Order as directed and you will be ensured a gastronomically satisfying meal with a healthy dose of vintage flare. The Blue Moon is open Monday through Friday 6 a.m. to 2 p.m. and Saturday and Sunday from 6 a.m. to 1 p.m.
Paul Mac’s Diner
185 Shrewsbury Street, Worcester
Don’t expect to be given a menu when you visit Paul Mac’s on Worcester’s Shrewsbury Street. This Tuscan-style diner offers crusty fresh baked breads, sandwiches and hearty soups.
“Whatalya have?” a waitress called from behind the counter. We gave her our order and before we were back from the self serve soda machine, a bowl of piping hot soup and “Joe’s Special,” a pasta dish featuring spinach, hamburger and cheese, were waiting at the table.
The “Italian style” chicken noodle soup had a flavorful tomato-based broth and was seasoned with plenty of fresh basil. The classic Italian combo of tomato and basil made for a pleasant spin on the standard chicken noodle soup. Salads were fresh, but there was nothing special about this familiar union of iceberg lettuce and tomatoes.
The only standard diner fare at Paul Mac’s is the hamburger, but don’t count on the accompanying fries, the only sides available here are soup and salad. Even low carb disciples can enjoy the diner experience at Mac’s with lemony fresh tuna or chicken salad over greens.
It may not be a typical diner, but it certainly has diner prices with nothing over six bucks. My dining buddy summed up the “Paul Mac’s” experience nicely saying, “It’s simple and good.”
Lunch is served Monday through Friday from 11 a.m. to 3 p.m. and dinner from 5 p.m. to 9 p.m. on Friday and Saturday.
Annie’s Clark Brunch
934 Main Street, Worcester, (508) 756-1550
Every customer is “Honey” to Annie of Annie’s Clark Brunch on Main Street in Worcester.
Just steps from Clark University’s campus, Annie’s is a favorite hangout for students, who can be found clad in pjs, reading the Saturday morning paper beneath framed photos of Annie’s bearded husband riding his Harley.
Annie’s offers classic comfort food from an off-beat mother figure who greets students by name, asks them about their classes and will keep bringing plates of unordered food to the table if she thinks you’re looking too thin.
Hot coffee is served in Christmas mugs, no matter what time of year and Annie is always brewing something special behind the counter. The day I visited, it was extra thick spicy chili. The burgers and sandwiches off the grill were delicious, but the fries were starchy and lacked appeal. Buttery pieces of lightly coated French toast came with a generous side of bacon. Prices were student friendly with nothing over $6.25.

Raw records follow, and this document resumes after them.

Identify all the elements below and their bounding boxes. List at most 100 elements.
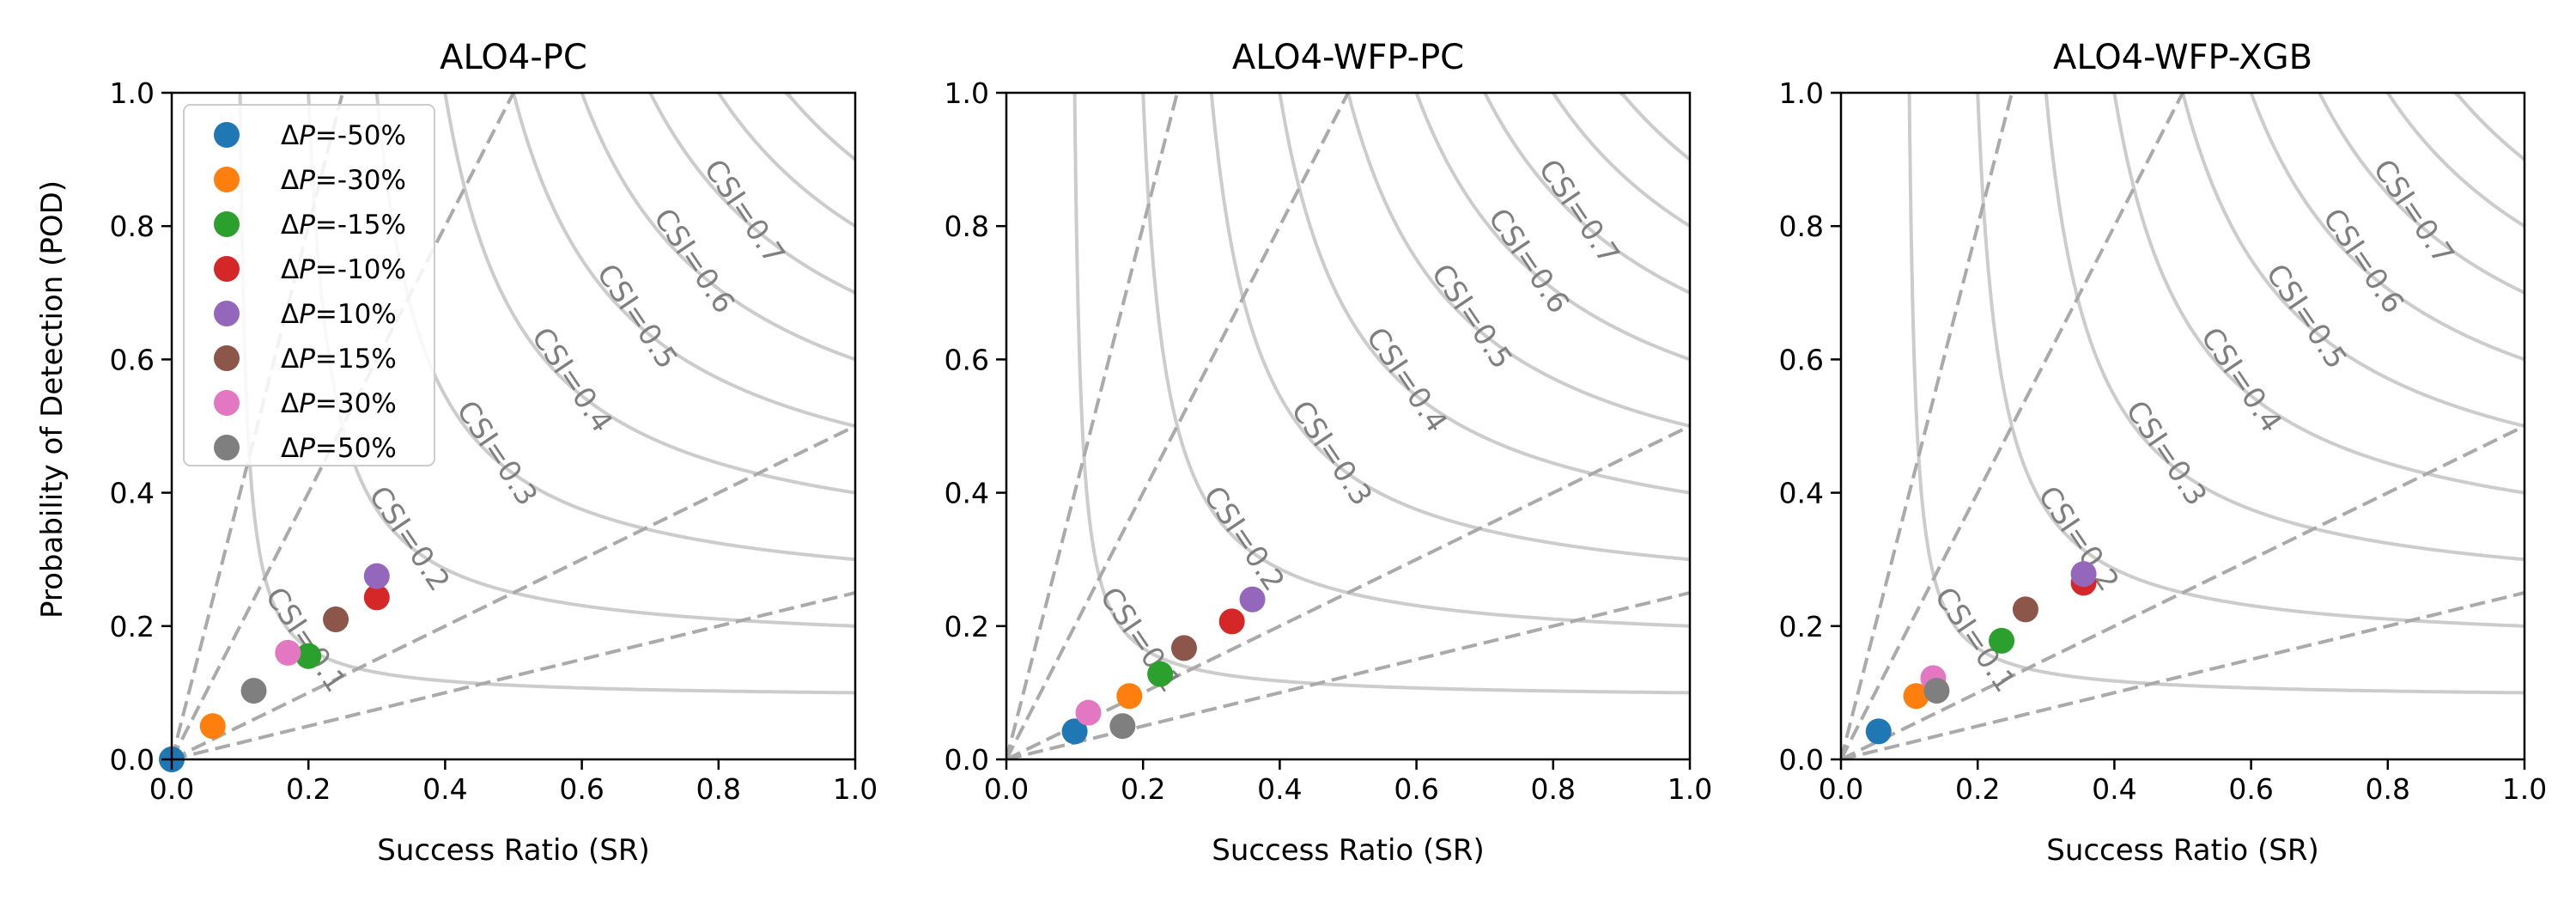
bias-dashed-line [172, 93, 515, 759]
legend-marker [214, 211, 240, 237]
csi-contour-line [2249, 93, 2524, 362]
axes-frame [1839, 91, 2526, 761]
csi-contour-line [1619, 93, 1690, 162]
y-tick-label: 0.4 [1779, 477, 1824, 510]
data-point [363, 584, 390, 611]
data-point [1061, 718, 1088, 745]
data-point [1989, 627, 2015, 654]
bias-dashed-line [1841, 591, 2524, 759]
axes-frame [170, 91, 857, 761]
csi-contour-line [2112, 93, 2524, 495]
x-tick-label: 0.6 [559, 772, 604, 806]
csi-contour-line [2181, 93, 2524, 428]
data-point [363, 563, 390, 589]
csi-contour-line [716, 93, 855, 228]
x-tick-label: 0.8 [2366, 772, 2410, 806]
legend-marker [214, 256, 240, 282]
y-tick-label: 0.4 [945, 477, 989, 510]
csi-contour-line [443, 93, 855, 495]
legend-label: ΔP=-15% [281, 210, 406, 241]
legend-label: ΔP=15% [281, 344, 397, 375]
x-tick-label: 0.4 [422, 772, 467, 806]
x-axis-label: Success Ratio (SR) [377, 833, 650, 868]
x-tick-label: 0.4 [2092, 772, 2136, 806]
x-tick-label: 0.8 [1531, 772, 1576, 806]
data-point [1903, 683, 1929, 710]
data-point [2012, 596, 2038, 623]
csi-contour-line [238, 93, 855, 695]
data-point [1218, 608, 1245, 635]
x-tick-label: 0.0 [1819, 772, 1863, 806]
x-tick-label: 0.6 [2228, 772, 2273, 806]
legend-marker [214, 345, 240, 371]
bias-dashed-line [172, 424, 855, 759]
csi-contour-line [1483, 93, 1690, 295]
x-tick-label: 1.0 [833, 772, 878, 806]
data-point [1109, 713, 1136, 740]
bias-dashed-line [1841, 93, 2014, 759]
y-tick-label: 0.6 [110, 343, 155, 376]
csi-contour-line [2044, 93, 2524, 562]
y-tick-label: 1.0 [110, 76, 155, 110]
data-point [1075, 699, 1102, 726]
legend-marker [214, 167, 240, 192]
x-tick-label: 0.8 [696, 772, 741, 806]
legend-label: ΔP=-30% [281, 165, 406, 196]
y-tick-label: 0.8 [1779, 210, 1824, 243]
csi-contour-line [1551, 93, 1690, 228]
csi-contour-line [1907, 93, 2524, 695]
y-tick-label: 0.0 [1779, 743, 1824, 777]
csi-contour-line [785, 93, 855, 162]
csi-contour-line [648, 93, 855, 295]
csi-contour-line [1072, 93, 1690, 695]
axes-frame [1005, 91, 1692, 761]
x-tick-label: 0.0 [984, 772, 1029, 806]
x-tick-label: 0.0 [149, 772, 194, 806]
csi-contour-line [1278, 93, 1690, 495]
x-tick-label: 0.2 [286, 772, 331, 806]
data-point [295, 643, 322, 669]
shared-y-axis-label: Probability of Detection (POD) [35, 180, 70, 619]
x-tick-label: 0.2 [1955, 772, 2000, 806]
legend-label: ΔP=-10% [281, 254, 406, 285]
csi-contour-line [1209, 93, 1690, 562]
legend: ΔP=-50% ΔP=-30% ΔP=-15% ΔP=-10% ΔP=10% ΔP=15%… [183, 104, 435, 466]
data-point [1147, 661, 1174, 687]
chart-title: ALO4-WFP-XGB [2053, 38, 2312, 77]
y-tick-label: 0.8 [110, 210, 155, 243]
bias-dashed-line [1841, 93, 2184, 759]
y-tick-label: 0.2 [945, 610, 989, 643]
y-tick-label: 1.0 [1779, 76, 1824, 110]
chart-title: ALO4-WFP-PC [1232, 38, 1464, 77]
y-tick-label: 0.6 [1779, 343, 1824, 376]
bias-dashed-line [172, 591, 855, 759]
csi-contour-line [1414, 93, 1690, 362]
y-tick-label: 0.2 [110, 610, 155, 643]
x-tick-label: 1.0 [2502, 772, 2547, 806]
legend-marker [214, 301, 240, 326]
y-tick-label: 0.4 [110, 477, 155, 510]
data-point [2070, 561, 2097, 588]
x-tick-label: 1.0 [1668, 772, 1712, 806]
legend-label: ΔP=-50% [281, 120, 406, 151]
data-point [1239, 586, 1266, 613]
csi-contour-line [580, 93, 855, 362]
legend-marker [214, 390, 240, 416]
data-point [199, 713, 226, 740]
chart-title: ALO4-PC [440, 38, 587, 77]
legend-marker [214, 435, 240, 460]
data-point [1116, 683, 1143, 710]
bias-dashed-line [1006, 93, 1179, 759]
csi-contour-line [2454, 93, 2524, 162]
legend-box [183, 104, 435, 466]
legend-label: ΔP=30% [281, 388, 397, 419]
x-tick-label: 0.4 [1257, 772, 1302, 806]
legend-label: ΔP=10% [281, 299, 397, 330]
y-tick-label: 0.2 [1779, 610, 1824, 643]
data-point [1170, 635, 1197, 661]
legend-marker [214, 122, 240, 148]
csi-contour-line [2385, 93, 2524, 228]
data-point [323, 606, 349, 633]
csi-contour-line [512, 93, 855, 428]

When you visit make sure you check out Annie’s extensive pig collection, and keep a special eye out for the pig clock, sure to brighten anyone’s day!
Tina’s Worcester Diner
169 Millbury Street, Worcester, (508) 757-7775
On a rainy Saturday morning, we considered staying cozy in bed, but Tina’s Worcester Diner beckoned.
Former Miss Worcester manager, Tina was behind the grill serving up breakfast favorites to the few of us who ventured out. Two eggs, two pancakes and two strips of bacon for $2.95 seemed worth getting wet for.
While I happily munched on a sweet, meaty link of kielbasa, the perfect compliment to any egg dish, Tina’s daughter (also our waitress) cooed to her baby over the phone. Hashy home fries, seasoned to perfection accompanied my delicately thin, but rather soupy omelet. Stay away from broccoli and instead go for the popular heart-clogging cheeseburger omelet.
We were obviously the odd people out in this territory of regulars, but we were treated like family just the same.
Tina’s is open Monday through Wednesday from 5 a.m. to 3 p.m., Thursday 5 a.m. to 8 p.m., Friday 5 a.m. to 9 p.m., Saturday 6 a.m. to 1 p.m. and Sunday 7 a.m. to 1 p.m.